Después de casi una hora entera mirando toda la información, María Eugenia bajó hasta el primer piso para ir directamente a la cocina donde estaban sus dos empleados de confianza, Laura su ama de llaves y Cristóbal que siempre habían sido para ella una especie de consejero, que había trabajado para su marido, pero siempre le fue fiel a María Eugenia, apoyándola tanto como pudo en los tiempos más difíciles.
María Eugenia les contó lo poco que sabía sobre Julia y entre los tres estuvieron mirando lo que había en los documentos, intentando buscar algo que a lo mejor a Jerome se le había pasado por alto.
–Mi señora, si quieres ahora mismo puedo buscar a alguno de los detectives privados que había contrato su marido, para continuar la búsqueda desde donde la habían dejado. –Sugirió Cristóbal viendo la lista de pasajeros de un vuelo con destino a España y María Eugenia negó con la cabeza.
–No Cris, no confío en nadie que haya trabajado para mi marido, estoy segura de que esos detectives tenían tan pocos escrúpulos como Jerome, solo confío en una persona para buscar a mi nieta. –Afirmó y Jerome sonrió con satisfacción.
–¿Su niño? –Preguntó Cristóbal imaginando a quién se refería y María esbozó una sonrisa.
–Así es, llama a mi niño, estoy segura de que no existe nadie mejor que él para encontrar a mi pequeña Julia. –Contestó María Eugenia mirando la foto de Julia embelesada cuando una voz gritando llamó la atención de los tres viendo como la enfermera de Jerome entraba a la cocina nerviosa.
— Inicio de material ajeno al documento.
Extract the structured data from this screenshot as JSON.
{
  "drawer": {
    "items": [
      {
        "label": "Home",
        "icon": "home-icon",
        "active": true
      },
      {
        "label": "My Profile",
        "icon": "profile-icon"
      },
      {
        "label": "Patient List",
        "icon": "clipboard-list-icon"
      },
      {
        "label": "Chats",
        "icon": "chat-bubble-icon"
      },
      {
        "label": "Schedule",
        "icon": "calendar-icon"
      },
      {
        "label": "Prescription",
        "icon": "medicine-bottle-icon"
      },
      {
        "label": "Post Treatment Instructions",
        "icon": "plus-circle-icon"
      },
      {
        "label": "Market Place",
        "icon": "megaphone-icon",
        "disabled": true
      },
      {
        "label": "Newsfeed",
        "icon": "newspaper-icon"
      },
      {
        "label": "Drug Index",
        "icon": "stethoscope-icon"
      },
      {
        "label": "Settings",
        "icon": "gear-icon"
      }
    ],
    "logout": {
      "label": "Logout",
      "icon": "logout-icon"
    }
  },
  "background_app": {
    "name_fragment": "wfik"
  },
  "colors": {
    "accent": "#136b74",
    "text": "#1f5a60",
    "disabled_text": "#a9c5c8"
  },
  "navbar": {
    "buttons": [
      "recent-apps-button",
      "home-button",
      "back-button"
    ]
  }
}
–¿Qué pasa Adelaide? –Preguntó María Eugenia dando la vuelta a la mesa donde estaba toda la información sobre su nieta y miró a la enfermera con preocupación.
–¡Mi señora el Duque a muerto! –Anunció la mujer y María Eugenia bajó la cabeza mirando al suelo pensativa y estuvo así por un minuto entero.
–¿Duquesa que debemos hacer ahora? –Preguntó Cristóbal mirando a María Eugenia esperando una orden.
– Abre la botella del mejor champagne Cristóbal y avisa a todos los empleados del palacio, ¡hoy celebraremos nuestra libertad!